PS 1-9: The STREON Experiment: Experiments as accelerators of change in NEON

Heather Powell1, Patrick J. Mulholland2, Hank Loescher1, and Tom Cilke1. (1) National Ecological Observatory Network (NEON), (2) Oak Ridge National Laboratory

Background/Question/Methods: The National Ecological Observatory Network (NEON) is a national-scale research platform for analyzing and understanding the impacts of climate change, land-use change, and invasive species on ecology. NEON features sensor networks and experiments, linked by advanced cyberinfrastructure to record and archive ecological data for at least 30 years. NEON partitions the United States into 20 ecoclimatic domains.  Each domain hosts one fully instrumented Core Aquatic Site in one wildland area and one Relocatable location, which aims to capture ecologically significant gradients (40 sites total).  Each site includes instrumentation linked by advanced cyberinfrastructure to record and archive ecological data for at least 30 years.

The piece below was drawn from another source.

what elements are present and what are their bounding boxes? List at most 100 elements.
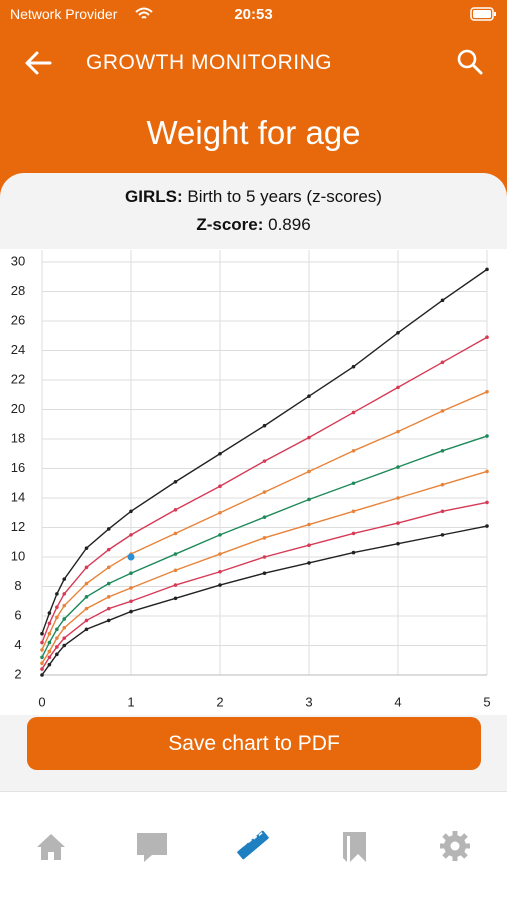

At each site, NEON will support a large suite of aquatic and terrestrial sensors and measurements providing data on biogeochemistry, surface and groundwater discharge, stream and lake morphology, and air quality.  The observatory will track patterns in aquatic plants, algae, invertebrates, and fish or other top predators. Data will be gathered from the level of gene to organism at a local to continental scale. 

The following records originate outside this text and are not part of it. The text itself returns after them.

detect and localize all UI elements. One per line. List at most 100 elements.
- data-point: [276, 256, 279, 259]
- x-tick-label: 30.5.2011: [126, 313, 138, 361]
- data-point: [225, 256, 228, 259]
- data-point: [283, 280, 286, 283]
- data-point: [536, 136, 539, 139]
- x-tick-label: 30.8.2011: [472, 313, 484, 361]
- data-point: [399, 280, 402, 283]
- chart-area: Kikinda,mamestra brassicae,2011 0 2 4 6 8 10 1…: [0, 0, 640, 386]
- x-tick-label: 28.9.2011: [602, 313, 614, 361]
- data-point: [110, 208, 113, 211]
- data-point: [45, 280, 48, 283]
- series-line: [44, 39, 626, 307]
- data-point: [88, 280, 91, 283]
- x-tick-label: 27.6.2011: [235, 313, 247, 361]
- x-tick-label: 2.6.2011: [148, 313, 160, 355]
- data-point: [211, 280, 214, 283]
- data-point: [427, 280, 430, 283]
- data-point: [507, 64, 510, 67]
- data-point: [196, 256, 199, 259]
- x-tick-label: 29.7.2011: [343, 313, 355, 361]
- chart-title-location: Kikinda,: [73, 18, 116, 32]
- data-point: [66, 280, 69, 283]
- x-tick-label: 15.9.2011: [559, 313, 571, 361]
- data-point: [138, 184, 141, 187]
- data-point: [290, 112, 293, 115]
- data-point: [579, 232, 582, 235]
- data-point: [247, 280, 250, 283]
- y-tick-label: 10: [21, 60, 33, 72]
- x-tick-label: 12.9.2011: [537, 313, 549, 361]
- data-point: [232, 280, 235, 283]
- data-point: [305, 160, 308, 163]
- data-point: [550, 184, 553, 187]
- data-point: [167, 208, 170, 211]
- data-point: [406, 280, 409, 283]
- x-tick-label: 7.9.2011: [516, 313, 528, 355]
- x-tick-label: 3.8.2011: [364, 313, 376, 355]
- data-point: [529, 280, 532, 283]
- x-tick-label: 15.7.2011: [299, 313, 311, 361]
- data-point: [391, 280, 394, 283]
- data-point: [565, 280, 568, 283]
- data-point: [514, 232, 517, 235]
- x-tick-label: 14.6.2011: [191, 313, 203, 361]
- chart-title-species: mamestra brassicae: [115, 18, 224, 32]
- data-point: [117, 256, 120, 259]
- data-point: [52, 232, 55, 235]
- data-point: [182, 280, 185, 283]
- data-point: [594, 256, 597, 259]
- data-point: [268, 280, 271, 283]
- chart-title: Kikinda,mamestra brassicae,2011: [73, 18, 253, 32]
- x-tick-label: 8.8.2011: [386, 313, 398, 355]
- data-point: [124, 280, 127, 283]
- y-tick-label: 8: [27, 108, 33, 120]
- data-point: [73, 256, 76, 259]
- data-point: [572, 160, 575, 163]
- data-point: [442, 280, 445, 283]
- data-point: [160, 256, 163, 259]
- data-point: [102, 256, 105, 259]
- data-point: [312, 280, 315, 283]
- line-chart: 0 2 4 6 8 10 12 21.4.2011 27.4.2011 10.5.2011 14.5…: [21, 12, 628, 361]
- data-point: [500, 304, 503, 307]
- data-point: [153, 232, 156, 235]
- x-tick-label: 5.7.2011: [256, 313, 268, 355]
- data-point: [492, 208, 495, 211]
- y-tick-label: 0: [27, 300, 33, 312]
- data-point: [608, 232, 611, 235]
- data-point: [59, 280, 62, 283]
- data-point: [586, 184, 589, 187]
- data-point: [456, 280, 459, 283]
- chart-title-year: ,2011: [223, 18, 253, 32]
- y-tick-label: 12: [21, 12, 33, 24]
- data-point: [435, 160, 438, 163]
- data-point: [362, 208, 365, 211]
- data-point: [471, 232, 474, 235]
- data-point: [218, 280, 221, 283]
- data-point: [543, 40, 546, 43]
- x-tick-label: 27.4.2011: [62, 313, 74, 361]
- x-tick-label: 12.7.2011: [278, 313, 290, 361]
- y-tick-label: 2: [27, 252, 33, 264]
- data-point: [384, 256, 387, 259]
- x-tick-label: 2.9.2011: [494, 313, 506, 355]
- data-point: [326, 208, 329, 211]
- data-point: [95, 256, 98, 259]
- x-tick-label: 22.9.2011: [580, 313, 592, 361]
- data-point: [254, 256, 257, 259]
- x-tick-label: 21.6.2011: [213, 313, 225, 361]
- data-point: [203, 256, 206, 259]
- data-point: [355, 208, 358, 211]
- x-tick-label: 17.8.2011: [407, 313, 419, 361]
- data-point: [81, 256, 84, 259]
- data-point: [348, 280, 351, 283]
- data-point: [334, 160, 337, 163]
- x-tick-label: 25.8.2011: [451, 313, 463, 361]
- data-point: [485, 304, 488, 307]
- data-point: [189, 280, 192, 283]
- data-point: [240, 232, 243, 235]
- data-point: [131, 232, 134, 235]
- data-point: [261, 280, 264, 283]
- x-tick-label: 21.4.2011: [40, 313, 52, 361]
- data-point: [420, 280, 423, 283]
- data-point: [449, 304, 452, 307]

Results/Conclusions: NEON enables multi-factorial experiments which accelerate predicted environmental change.  The STReam Experimental Observatory Network (STREON) is a long-term, large-scale field experiment that will quantify how nutrient enrichment and reduced consumer diversity interactively influence stream ecosystem biodiversity, biogeochemistry (including nutrient uptake rates), ecohydrology, and production (e.g. whole stream metabolism).